In the last few weeks I’ve been updating and posting many of my articles on copyright, trademark, and domain name law from the old Arborlaw website.
The Joint Copyright FAQ is the most updated article of the group — as 21st century creators rip, mix, remix, mashup, and scramble bits and bytes of content into new forms of creative works, copyright authorship and ownership analysis becomes more complicated and the results become more convoluted. As even the average schoolchild knows, copyright law has a ways to go in catching up to the state of the art and the state of technology.
The Joint Copyright FAQ provides general information on copyright joint authorship and joint ownership, so that creative contributors can avoid bad outcomes, seek professional guidance, and ask the right questions — prior to creating circumstances and transactions which limit their options and their rights. The article points out some of the most common “bad outcomes” from a lack of planning.
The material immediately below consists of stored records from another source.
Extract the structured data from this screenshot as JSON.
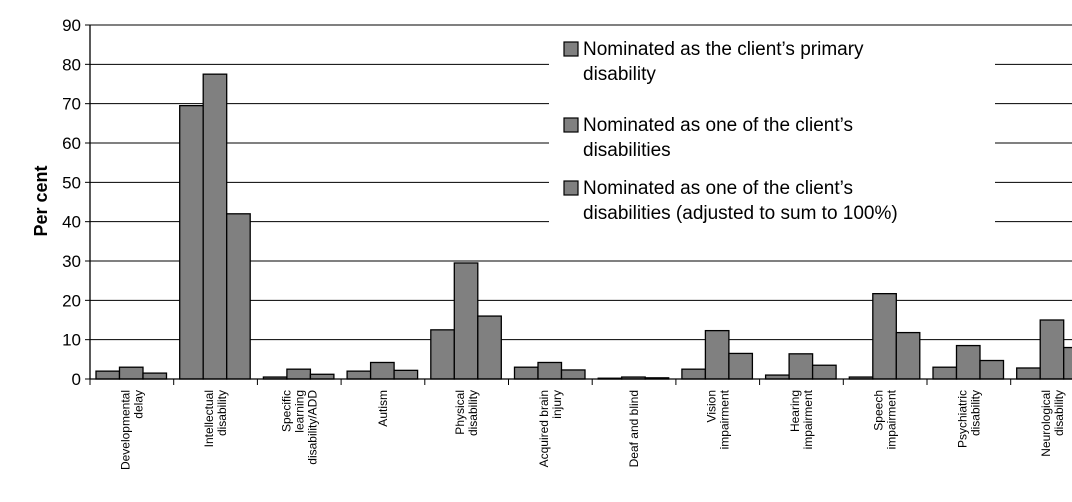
{
  "chart_data": {
    "type": "bar",
    "title": "",
    "xlabel": "",
    "ylabel": "Per cent",
    "ylim": [
      0,
      90
    ],
    "yticks": [
      0,
      10,
      20,
      30,
      40,
      50,
      60,
      70,
      80,
      90
    ],
    "grid": true,
    "legend_position": "top-right",
    "bar_color": "#808080",
    "categories": [
      [
        "Developmental",
        "delay"
      ],
      [
        "Intellectual",
        "disability"
      ],
      [
        "Specific",
        "learning",
        "disability/ADD"
      ],
      [
        "Autism"
      ],
      [
        "Physical",
        "disability"
      ],
      [
        "Acquired brain",
        "injury"
      ],
      [
        "Deaf and blind"
      ],
      [
        "Vision",
        "impairment"
      ],
      [
        "Hearing",
        "impairment"
      ],
      [
        "Speech",
        "impairment"
      ],
      [
        "Psychiatric",
        "disability"
      ],
      [
        "Neurological",
        "disability"
      ]
    ],
    "series": [
      {
        "name": [
          "Nominated as the client’s primary",
          "disability"
        ],
        "values": [
          2.0,
          69.5,
          0.5,
          2.0,
          12.5,
          3.0,
          0.2,
          2.5,
          1.0,
          0.5,
          3.0,
          2.8
        ]
      },
      {
        "name": [
          "Nominated as one of the client’s",
          "disabilities"
        ],
        "values": [
          3.0,
          77.5,
          2.5,
          4.2,
          29.5,
          4.2,
          0.5,
          12.3,
          6.4,
          21.7,
          8.5,
          15.0
        ]
      },
      {
        "name": [
          "Nominated as one of the client’s",
          "disabilities (adjusted to sum to 100%)"
        ],
        "values": [
          1.5,
          42.0,
          1.2,
          2.2,
          16.0,
          2.3,
          0.3,
          6.5,
          3.5,
          11.8,
          4.7,
          8.0
        ]
      }
    ]
  }
}
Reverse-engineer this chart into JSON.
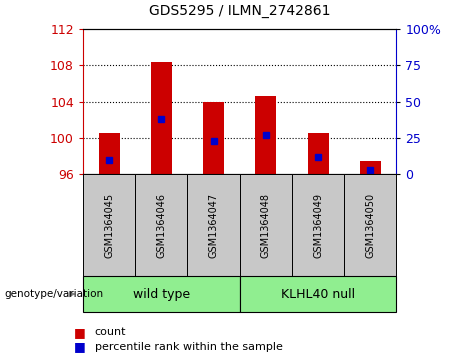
{
  "title": "GDS5295 / ILMN_2742861",
  "samples": [
    "GSM1364045",
    "GSM1364046",
    "GSM1364047",
    "GSM1364048",
    "GSM1364049",
    "GSM1364050"
  ],
  "bar_bottom": 96,
  "bar_tops": [
    100.5,
    108.4,
    104.0,
    104.6,
    100.5,
    97.5
  ],
  "percentile_values": [
    10,
    38,
    23,
    27,
    12,
    3
  ],
  "ylim_left": [
    96,
    112
  ],
  "ylim_right": [
    0,
    100
  ],
  "yticks_left": [
    96,
    100,
    104,
    108,
    112
  ],
  "yticks_right": [
    0,
    25,
    50,
    75,
    100
  ],
  "ytick_right_labels": [
    "0",
    "25",
    "50",
    "75",
    "100%"
  ],
  "bar_color": "#CC0000",
  "marker_color": "#0000CC",
  "bg_color": "#C8C8C8",
  "label_color_left": "#CC0000",
  "label_color_right": "#0000CC",
  "genotype_label": "genotype/variation",
  "legend_count": "count",
  "legend_percentile": "percentile rank within the sample",
  "group1_label": "wild type",
  "group2_label": "KLHL40 null",
  "group_color": "#90EE90",
  "dotted_lines": [
    100,
    104,
    108
  ],
  "bar_width": 0.4
}
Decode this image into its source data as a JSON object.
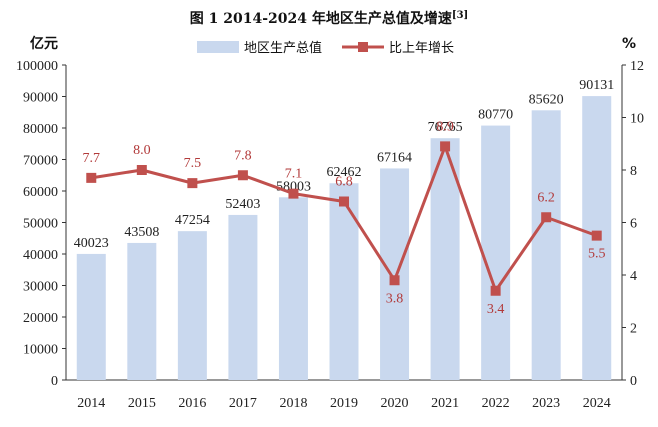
{
  "chart_data": {
    "type": "bar",
    "title": "图 1    2014-2024 年地区生产总值及增速",
    "title_superscript": "[3]",
    "left_unit": "亿元",
    "right_unit": "%",
    "categories": [
      "2014",
      "2015",
      "2016",
      "2017",
      "2018",
      "2019",
      "2020",
      "2021",
      "2022",
      "2023",
      "2024"
    ],
    "series": [
      {
        "name": "地区生产总值",
        "type": "bar",
        "axis": "left",
        "values": [
          40023,
          43508,
          47254,
          52403,
          58003,
          62462,
          67164,
          76765,
          80770,
          85620,
          90131
        ]
      },
      {
        "name": "比上年增长",
        "type": "line",
        "axis": "right",
        "values": [
          7.7,
          8.0,
          7.5,
          7.8,
          7.1,
          6.8,
          3.8,
          8.9,
          3.4,
          6.2,
          5.5
        ]
      }
    ],
    "left_axis": {
      "ylim": [
        0,
        100000
      ],
      "ticks": [
        "0",
        "10000",
        "20000",
        "30000",
        "40000",
        "50000",
        "60000",
        "70000",
        "80000",
        "90000",
        "100000"
      ]
    },
    "right_axis": {
      "ylim": [
        0,
        12
      ],
      "ticks": [
        "0",
        "2",
        "4",
        "6",
        "8",
        "10",
        "12"
      ]
    },
    "legend": "top-center",
    "grid": false,
    "colors": {
      "bar": "#c9d8ee",
      "line": "#c0504d",
      "marker": "#c0504d",
      "line_label": "#b23a3a"
    }
  }
}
Here’s one:
[T]wo joint owners of a copyrighted work who have not seen each other in years (and who frequently might not be on speaking terms) may be stuck in an indefinite legal relationship where both are actively profiting from a copyright, and are therefore obligated to provide ongoing payments and reporting to each other. This is a terrible legal outcome which usually reflects poor planning or a lack of knowledge about joint ownership laws concerning copyrights.
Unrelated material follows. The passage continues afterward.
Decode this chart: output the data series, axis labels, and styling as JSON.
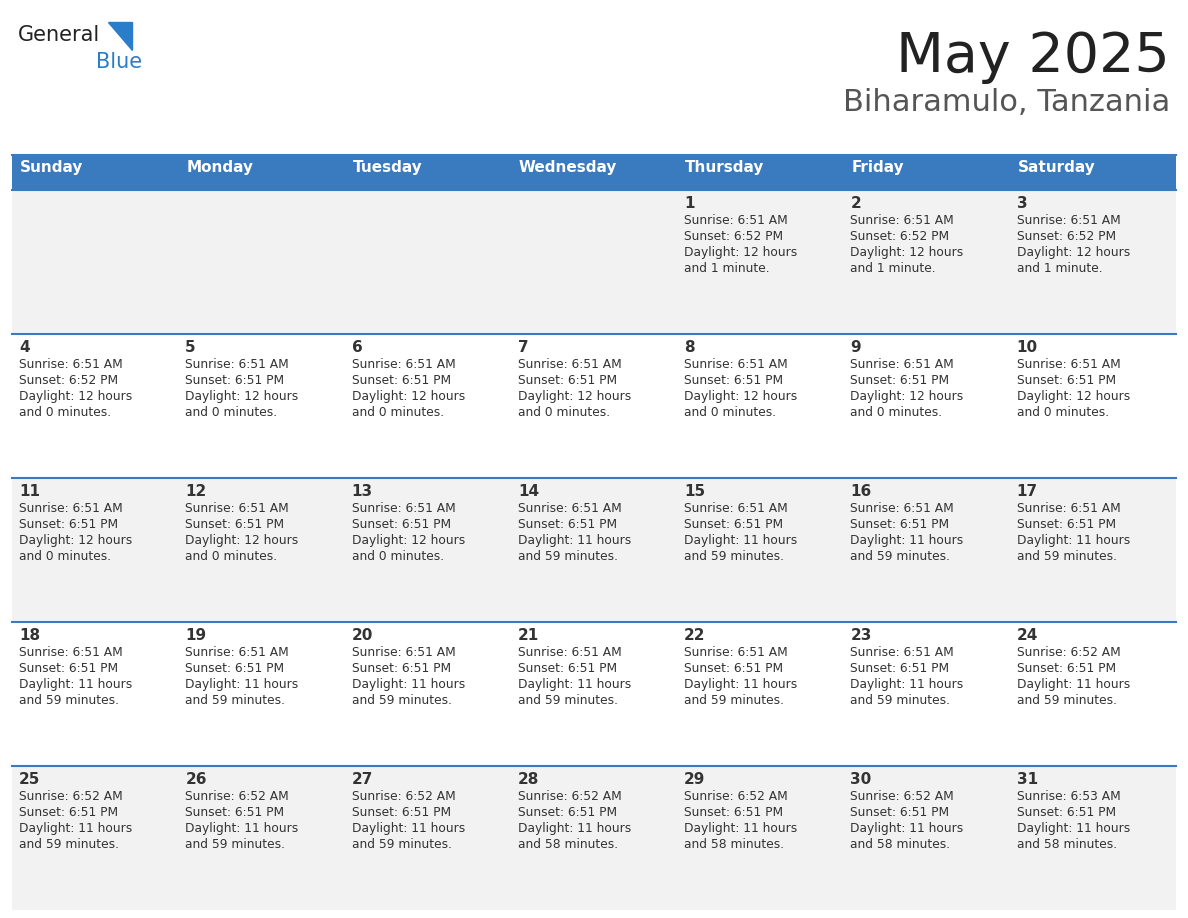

The Joint Copyright FAQ also identifies the most common situations that cause bad copyright ownership outcomes. Unfortunately, many of these outcomes are created deliberately by professionals, managers and consultants who are unaware of intellectual property consequences created by handling routine legal transactions:
As an experienced copyright attorney who is also a business attorney, I constantly encounter legal situations where managers, attorneys, business consultants and other professionals have set up joint ownership situations in copyrighted works (generally, this happens via disbanding a musical group, negotiating a property settlement in divorce, or in connection with a partnership windup, shareholder buyout, or corporate liquidation). When you consider these examples in the context of this article, it becomes clear that unintended ownership consequences can result, which can prevent a copyrighted work from being effectively marketed and distributed or otherwise commercialized.
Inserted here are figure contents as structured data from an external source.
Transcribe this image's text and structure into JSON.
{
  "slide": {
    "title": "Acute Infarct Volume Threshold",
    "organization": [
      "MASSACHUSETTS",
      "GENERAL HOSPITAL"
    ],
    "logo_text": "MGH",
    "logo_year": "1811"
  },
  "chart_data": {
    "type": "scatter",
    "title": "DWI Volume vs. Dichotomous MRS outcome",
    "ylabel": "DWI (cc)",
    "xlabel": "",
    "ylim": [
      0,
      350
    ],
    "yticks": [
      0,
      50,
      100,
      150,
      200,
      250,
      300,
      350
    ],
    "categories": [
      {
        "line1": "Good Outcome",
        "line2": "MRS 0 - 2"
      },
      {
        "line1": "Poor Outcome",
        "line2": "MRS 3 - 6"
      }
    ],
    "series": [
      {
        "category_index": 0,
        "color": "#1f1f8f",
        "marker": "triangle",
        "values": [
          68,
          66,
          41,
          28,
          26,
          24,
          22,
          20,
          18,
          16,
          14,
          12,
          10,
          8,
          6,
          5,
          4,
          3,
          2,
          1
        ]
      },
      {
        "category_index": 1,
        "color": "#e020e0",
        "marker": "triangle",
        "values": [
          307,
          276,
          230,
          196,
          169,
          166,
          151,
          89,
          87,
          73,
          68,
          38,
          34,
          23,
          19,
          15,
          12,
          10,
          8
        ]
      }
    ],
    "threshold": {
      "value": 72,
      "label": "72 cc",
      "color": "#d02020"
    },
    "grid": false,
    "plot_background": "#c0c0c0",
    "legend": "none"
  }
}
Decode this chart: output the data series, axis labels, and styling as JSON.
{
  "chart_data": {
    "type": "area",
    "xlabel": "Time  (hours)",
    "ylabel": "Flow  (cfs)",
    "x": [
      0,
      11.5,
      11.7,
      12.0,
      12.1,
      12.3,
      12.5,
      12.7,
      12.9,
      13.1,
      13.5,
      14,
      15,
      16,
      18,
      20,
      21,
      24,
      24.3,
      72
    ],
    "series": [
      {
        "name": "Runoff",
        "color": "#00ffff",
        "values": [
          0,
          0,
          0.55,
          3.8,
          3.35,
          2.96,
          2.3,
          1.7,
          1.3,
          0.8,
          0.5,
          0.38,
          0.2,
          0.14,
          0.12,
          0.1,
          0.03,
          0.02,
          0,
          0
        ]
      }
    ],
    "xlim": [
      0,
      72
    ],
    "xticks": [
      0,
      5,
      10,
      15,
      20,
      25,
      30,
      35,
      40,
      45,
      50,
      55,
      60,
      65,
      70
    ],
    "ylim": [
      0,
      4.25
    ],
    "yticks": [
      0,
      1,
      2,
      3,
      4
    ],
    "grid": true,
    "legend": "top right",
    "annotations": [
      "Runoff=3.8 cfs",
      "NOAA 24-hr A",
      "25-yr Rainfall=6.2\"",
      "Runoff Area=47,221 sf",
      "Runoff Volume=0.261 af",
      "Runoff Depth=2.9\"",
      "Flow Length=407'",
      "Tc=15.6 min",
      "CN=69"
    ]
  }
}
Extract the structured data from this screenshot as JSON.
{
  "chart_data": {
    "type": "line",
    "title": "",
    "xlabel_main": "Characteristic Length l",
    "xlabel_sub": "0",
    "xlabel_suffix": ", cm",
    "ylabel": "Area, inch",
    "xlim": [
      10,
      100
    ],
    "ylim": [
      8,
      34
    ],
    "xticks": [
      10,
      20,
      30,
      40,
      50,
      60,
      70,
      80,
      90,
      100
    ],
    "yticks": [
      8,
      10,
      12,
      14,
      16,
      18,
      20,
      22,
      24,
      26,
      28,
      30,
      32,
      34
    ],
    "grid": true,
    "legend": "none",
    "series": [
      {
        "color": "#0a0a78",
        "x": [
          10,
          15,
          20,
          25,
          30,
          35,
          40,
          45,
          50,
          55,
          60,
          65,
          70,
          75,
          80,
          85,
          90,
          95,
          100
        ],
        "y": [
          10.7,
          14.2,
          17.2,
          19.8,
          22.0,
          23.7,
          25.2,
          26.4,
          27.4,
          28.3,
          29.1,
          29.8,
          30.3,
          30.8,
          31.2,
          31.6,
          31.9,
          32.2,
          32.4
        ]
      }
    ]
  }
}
Business attorneys who focus on the special needs of creative and technology businesses and individuals will seek to structure these types of transactions without resorting to highly undesirable “joint ownership” outcomes. In upcoming weeks I’ll be posting an article here at Arborlaw that discusses intellectual property strategies in common situations where private companies and partnerships must distribute or otherwise dispose of intellectual property rights.